Law360 quoted me in PHH Case Poised To Test CFPB’s Constitutionality (behind a paywall). It opens,
A battle over the Consumer Financial Protection Bureau’s interpretation of mortgage regulations in assessing a $109 million penalty against a New Jersey-based mortgage firm has morphed into a fight over the authority vested in the bureau’s director that could reshape the consumer finance watchdog, experts say.
The appeal from PHH Corp. to the D.C. Circuit originally centered on CFPB Director Richard Cordray’s decision to dramatically hike a $6 million mortgage insurance kickback penalty issued by an administrative law judge against a company subsidiary, to the final, $109 million figure. But the judges hearing the case warned the bureau to prepare to answer questions at oral arguments Tuesday about language in the Dodd-Frank Act that says the president could remove the CFPB director only for cause, and about how the court should view an administrative agency led by a single director rather than the more typical commission structure.
Those questions have been hanging over the CFPB since its inception in the 2010 law, and if the D.C. Circuit rules against the bureau, that could fundamentally alter the way the bureau operates, said Jonathan Pompan, a partner at Venable LLP.
Cordray “is potentially going to have to address questions that go to the core of his authority, which really hadn’t been at the forefront of the PHH case until now,” he said.
Challenges to the CFPB’s constitutionality are not new. Everything from the bureau’s single-director rather than commission structure to the agency’s funding through the Federal Reserve’s budget rather than the congressional appropriations process have been constant refrains for the CFPB’s opponents.
Those concerns have been addressed through legislation aimed at curtailing the CFPB’s power, and claims challenging the agency’s constitutionality have been an almost pro forma rite of any litigation involving the bureau.
Up until now, however, those complaints and attempts to curb the CFPB have gone nowhere.
So it was a surprise when the D.C. Circuit last Wednesday told the bureau’s attorneys to be prepared to face questions about whether Dodd-Frank’s provision stating that the president can remove the CFPB director only for “inefficiency, neglect of duty, or malfeasance in office” passed constitutional muster.
The panel, made up of three Republican appointees led by U.S. Circuit Judge Brett M. Kavanaugh, is also seeking answers about potential remedies for any problems that that provision brings, including potentially removing it from the statute and allowing the president to remove the CFPB director without any specific cause.
The judges also want to know how any fix to the problem, if they determine there is one, would affect the CFPB director’s authority.
“This is not, by any stretch of the imagination, idle thinking on their part,” said David Reiss, a professor at Brooklyn Law School.

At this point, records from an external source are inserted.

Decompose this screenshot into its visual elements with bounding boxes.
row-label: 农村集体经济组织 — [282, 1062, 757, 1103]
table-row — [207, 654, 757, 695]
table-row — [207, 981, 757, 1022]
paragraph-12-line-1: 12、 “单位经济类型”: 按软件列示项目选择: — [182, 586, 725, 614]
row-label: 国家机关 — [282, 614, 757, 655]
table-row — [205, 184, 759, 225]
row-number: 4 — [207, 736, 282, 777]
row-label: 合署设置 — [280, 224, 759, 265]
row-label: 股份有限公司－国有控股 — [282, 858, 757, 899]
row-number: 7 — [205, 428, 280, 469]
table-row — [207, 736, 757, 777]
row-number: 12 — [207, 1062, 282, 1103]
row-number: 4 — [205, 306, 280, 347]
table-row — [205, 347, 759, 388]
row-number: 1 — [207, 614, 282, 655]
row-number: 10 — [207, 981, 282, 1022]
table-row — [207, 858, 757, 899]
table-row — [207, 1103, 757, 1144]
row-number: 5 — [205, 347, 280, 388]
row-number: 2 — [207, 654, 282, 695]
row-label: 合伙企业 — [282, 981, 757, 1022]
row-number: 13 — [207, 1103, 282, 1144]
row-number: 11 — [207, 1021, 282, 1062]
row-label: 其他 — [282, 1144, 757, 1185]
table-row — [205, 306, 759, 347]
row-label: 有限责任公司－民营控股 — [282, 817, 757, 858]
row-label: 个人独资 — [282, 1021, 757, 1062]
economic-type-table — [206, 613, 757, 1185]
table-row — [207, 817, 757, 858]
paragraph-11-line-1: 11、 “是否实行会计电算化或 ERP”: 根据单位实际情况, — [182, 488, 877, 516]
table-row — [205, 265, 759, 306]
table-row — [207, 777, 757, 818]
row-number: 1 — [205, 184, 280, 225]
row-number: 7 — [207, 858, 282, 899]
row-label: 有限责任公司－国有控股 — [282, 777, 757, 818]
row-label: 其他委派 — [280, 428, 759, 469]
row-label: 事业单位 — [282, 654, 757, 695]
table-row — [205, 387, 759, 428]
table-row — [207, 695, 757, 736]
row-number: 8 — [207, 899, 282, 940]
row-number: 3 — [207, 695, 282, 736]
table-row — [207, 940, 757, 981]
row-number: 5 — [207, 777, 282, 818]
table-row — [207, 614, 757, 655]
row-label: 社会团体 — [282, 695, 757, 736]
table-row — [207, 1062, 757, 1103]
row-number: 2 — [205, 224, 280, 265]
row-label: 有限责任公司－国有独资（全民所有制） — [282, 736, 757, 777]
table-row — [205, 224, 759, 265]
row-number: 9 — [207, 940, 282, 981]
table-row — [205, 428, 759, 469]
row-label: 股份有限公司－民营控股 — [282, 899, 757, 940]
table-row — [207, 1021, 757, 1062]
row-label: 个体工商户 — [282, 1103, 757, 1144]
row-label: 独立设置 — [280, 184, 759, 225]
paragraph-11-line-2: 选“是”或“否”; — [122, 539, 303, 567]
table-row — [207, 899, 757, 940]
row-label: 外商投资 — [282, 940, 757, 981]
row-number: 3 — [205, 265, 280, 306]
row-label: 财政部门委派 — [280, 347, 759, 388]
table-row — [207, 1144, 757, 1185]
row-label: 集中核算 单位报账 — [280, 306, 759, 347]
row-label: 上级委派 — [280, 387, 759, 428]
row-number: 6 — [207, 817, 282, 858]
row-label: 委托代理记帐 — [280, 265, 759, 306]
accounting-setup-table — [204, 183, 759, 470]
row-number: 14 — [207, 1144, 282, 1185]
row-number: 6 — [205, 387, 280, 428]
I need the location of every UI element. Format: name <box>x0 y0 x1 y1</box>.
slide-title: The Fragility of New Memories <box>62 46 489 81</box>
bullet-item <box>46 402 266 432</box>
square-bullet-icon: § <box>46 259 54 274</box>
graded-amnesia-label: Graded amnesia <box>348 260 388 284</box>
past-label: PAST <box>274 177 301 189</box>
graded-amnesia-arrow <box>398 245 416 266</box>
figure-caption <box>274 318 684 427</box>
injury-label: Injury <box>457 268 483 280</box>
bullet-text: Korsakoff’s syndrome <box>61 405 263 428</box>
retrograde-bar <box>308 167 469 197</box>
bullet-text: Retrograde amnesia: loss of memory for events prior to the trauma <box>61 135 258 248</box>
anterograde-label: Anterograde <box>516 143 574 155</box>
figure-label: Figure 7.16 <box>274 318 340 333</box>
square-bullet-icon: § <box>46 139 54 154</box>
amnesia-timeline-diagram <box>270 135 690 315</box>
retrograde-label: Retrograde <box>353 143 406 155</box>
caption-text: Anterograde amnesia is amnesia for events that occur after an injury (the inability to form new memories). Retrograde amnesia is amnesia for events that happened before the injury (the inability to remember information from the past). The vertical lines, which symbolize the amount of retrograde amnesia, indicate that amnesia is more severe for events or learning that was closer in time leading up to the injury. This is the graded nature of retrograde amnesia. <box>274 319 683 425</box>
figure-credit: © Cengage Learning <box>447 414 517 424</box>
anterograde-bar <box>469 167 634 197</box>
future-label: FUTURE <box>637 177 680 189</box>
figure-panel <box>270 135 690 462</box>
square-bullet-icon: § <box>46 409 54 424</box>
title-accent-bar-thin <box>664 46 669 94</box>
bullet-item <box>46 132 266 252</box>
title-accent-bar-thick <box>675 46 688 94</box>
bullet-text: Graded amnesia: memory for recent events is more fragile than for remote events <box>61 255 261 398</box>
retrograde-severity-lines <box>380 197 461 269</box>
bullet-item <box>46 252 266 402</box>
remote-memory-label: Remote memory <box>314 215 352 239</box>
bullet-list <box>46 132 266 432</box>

The questions being posed by the D.C. Circuit panel do not pose the same level of threat that the other constitutional challenges the CFPB could potentially face would, but it is certainly a more defining question than what most observers thought the case would be about.
PHH is challenging Cordray’s interpretation of violations under the Real Estate Settlement Procedures Act that allowed him to supersize a $6 million penalty handed down by an administrative law judge, to the $109 million that the CFPB director handed down when PHH appealed.
But the arguments set for Tuesday are expected to go far beyond that issue.
There will be the central question of whether the U.S. Constitution allows Congress to put in restrictions on when the president can fire officials at an administrative agency. The U.S. Supreme Court addressed these issues in the 2010 Free Enterprise Fund v. Public Company Accounting Oversight Board decision, which affirmed a D.C. Circuit ruling that such protections were constitutional.
Judge Kavanaugh cast a dissenting vote in that case, stating that a president should not have to notify Congress as to why the director of an administrative agency is removed.
“If the challenges were going to be taken seriously anywhere, it was probably going to be this panel,” said Brian Simmonds Marshall, policy counsel at Americans for Financial Reform, which seeks tougher banking regulations.
Removing that provision from the statute, should the D.C. Circuit elect to do so, could limit the CFPB’s independence, as well as that of other administrative agencies for which statute requires a reason for the dismissal of officials, he said.
“The CFPB doesn’t have to check with the White House right now before it brings an enforcement action,” Simmonds Marshall said.
Another case that will be heavily scrutinized will be a 1935 Supreme Court decision in Humphrey’s Executor v. U.S., which allowed for restrictions on the removal of Federal Trade Commission commissioners.
The CFPB relied heavily on that case in its filings with the D.C. Circuit, noted Benjamin Saul, a partner at White & Case LLP.
“I’ll be looking for the questions being driven by Judge Kavanaugh and his comments from the bench, particularly on the Humphrey’s case,” Saul said.
Whether the arguments focus mostly on the constitutional questions about the ability to remove the CFPB director or on remedies to fix that could also indicate where the court is headed on these questions, according to Reiss.
“It does sound that they’re searching for remedies that are not earth-shattering remedies,” Reiss said.